Yoon et al developed a clinical prediction rule for identifying a patient being admitted to the intensive care unit (ICU) who may be colonized with vancomycin-resistant enterococci (VRE). This can help to identify a patient who should be screened more carefully to prevent spread of the organism. The authors are from Korea University Medical Center in Seoul.


Patient selection: admission to ICU at a university hospital with low VRE prevalence (3-4%)

 

Parameters:

(1) ICU readmission during hospital stay

(2) chronic obstructive lung disease (COLD)

(3) recent therapy with vancomycin

(4) recent therapy with antibiotics

 

Parameter

Finding

Points

ICU readmission

no

0

 

yes

1

COLD

no

0

 

yes

2

recent vancomycin therapy

no

0

 

yes

2

recent antibiotic therapy

no

0

 

yes

3

 

where:

• Chronic obstructive lung disease is associated with readmissions, prolonged hospitalizations, frequent antibiotic therapy and other comorbidities.
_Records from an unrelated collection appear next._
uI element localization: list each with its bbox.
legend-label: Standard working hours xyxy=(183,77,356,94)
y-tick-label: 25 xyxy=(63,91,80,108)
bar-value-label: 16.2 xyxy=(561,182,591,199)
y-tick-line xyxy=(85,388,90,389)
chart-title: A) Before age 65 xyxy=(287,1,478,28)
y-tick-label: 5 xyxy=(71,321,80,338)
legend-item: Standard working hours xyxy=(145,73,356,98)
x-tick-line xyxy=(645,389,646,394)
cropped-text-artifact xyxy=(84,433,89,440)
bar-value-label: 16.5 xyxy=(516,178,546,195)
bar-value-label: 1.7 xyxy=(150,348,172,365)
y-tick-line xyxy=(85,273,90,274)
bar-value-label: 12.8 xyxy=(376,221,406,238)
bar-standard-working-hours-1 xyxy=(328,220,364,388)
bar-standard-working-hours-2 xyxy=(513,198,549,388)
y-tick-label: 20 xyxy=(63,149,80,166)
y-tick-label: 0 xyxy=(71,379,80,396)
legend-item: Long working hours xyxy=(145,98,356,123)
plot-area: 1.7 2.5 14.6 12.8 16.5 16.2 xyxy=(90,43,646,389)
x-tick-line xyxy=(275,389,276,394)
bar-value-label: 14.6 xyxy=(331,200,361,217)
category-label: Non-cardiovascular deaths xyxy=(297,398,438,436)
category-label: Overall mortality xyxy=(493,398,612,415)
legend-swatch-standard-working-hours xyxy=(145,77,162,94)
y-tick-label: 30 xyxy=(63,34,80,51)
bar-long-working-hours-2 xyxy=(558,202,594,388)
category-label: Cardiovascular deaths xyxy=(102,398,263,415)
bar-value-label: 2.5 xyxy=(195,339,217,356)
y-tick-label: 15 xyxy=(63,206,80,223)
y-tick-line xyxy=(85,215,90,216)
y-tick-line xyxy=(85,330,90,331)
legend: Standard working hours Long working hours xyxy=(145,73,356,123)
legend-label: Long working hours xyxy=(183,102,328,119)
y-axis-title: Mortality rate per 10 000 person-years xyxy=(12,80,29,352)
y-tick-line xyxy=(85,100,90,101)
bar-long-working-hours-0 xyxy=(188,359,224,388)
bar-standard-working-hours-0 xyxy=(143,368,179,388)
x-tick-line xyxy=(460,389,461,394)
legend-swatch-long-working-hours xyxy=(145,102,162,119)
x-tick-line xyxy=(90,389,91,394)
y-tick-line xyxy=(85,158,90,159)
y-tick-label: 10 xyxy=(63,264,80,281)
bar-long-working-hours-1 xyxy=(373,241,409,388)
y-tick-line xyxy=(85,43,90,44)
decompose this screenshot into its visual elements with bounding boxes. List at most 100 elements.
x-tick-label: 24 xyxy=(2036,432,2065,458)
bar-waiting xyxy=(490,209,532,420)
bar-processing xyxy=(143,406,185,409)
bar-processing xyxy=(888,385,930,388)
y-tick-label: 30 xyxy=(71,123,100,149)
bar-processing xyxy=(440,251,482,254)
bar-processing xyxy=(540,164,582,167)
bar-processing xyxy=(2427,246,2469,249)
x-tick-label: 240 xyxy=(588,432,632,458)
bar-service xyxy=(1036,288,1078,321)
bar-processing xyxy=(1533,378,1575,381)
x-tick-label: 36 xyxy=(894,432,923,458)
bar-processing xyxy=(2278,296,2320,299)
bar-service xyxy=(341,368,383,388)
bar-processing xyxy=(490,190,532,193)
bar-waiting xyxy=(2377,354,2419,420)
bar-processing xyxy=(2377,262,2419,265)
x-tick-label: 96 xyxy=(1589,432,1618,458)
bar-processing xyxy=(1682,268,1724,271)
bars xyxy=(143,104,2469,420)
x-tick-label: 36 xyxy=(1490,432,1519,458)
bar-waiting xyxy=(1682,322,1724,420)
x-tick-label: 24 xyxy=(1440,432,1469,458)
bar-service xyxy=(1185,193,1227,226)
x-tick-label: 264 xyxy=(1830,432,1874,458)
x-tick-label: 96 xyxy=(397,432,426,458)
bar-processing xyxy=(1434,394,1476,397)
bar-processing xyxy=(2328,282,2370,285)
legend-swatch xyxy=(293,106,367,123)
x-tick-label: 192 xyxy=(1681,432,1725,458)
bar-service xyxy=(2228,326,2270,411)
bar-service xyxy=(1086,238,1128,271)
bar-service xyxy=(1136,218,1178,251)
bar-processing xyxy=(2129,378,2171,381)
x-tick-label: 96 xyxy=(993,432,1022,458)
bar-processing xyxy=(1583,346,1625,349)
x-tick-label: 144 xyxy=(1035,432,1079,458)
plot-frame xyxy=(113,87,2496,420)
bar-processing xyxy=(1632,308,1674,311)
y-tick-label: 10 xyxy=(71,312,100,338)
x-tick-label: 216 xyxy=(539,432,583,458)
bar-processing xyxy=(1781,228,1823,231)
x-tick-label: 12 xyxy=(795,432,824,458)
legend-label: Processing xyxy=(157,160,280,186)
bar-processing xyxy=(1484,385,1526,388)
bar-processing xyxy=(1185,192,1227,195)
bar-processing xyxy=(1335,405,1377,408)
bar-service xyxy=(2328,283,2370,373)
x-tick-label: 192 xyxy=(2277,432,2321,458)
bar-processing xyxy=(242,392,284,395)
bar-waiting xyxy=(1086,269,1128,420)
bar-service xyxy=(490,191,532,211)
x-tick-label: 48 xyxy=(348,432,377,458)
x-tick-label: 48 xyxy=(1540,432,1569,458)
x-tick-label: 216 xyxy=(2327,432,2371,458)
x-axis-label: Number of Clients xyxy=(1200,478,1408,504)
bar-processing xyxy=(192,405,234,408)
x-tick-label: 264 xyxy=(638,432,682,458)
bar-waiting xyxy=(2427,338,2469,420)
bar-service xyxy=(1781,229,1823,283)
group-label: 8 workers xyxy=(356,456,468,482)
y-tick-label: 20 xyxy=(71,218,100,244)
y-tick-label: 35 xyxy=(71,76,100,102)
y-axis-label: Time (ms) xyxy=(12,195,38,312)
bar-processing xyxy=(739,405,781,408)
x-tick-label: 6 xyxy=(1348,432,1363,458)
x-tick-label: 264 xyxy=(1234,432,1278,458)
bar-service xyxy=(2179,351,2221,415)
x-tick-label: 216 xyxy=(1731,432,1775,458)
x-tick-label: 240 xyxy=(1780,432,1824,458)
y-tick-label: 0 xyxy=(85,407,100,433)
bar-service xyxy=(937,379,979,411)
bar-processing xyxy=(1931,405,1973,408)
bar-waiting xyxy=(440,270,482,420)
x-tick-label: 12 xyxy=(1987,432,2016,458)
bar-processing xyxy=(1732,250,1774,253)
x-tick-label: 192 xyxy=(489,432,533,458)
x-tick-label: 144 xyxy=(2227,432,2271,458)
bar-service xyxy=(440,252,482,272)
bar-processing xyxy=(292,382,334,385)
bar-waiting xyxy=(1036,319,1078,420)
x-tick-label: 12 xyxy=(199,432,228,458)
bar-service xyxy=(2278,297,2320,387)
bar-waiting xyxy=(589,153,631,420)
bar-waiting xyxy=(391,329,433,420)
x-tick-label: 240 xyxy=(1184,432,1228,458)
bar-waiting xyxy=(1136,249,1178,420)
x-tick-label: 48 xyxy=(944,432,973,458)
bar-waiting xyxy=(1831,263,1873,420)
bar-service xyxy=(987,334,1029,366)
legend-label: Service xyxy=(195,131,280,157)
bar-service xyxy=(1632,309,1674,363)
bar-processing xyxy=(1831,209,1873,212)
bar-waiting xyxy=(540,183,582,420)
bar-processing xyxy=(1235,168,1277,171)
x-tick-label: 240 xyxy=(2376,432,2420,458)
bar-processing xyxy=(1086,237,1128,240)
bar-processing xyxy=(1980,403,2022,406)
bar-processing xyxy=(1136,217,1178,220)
• Recent therapy with antibiotics appears to apply to non-vancomycin antibiotics, probably broad-spectrum.

 

total score =

= SUM(points for all 4 parameters)

 

Interpretation:

• minimum score: 0

• maximum score: 8 (maximum score seen in study patients was 7).

• A score >= 3 was associated with VRE carriage.

 

Performance:

• The sensitivity was 84% and specificity 83%.

• The negative predictive value was 99% (so good for excluding). The positive predictive value was only 15%.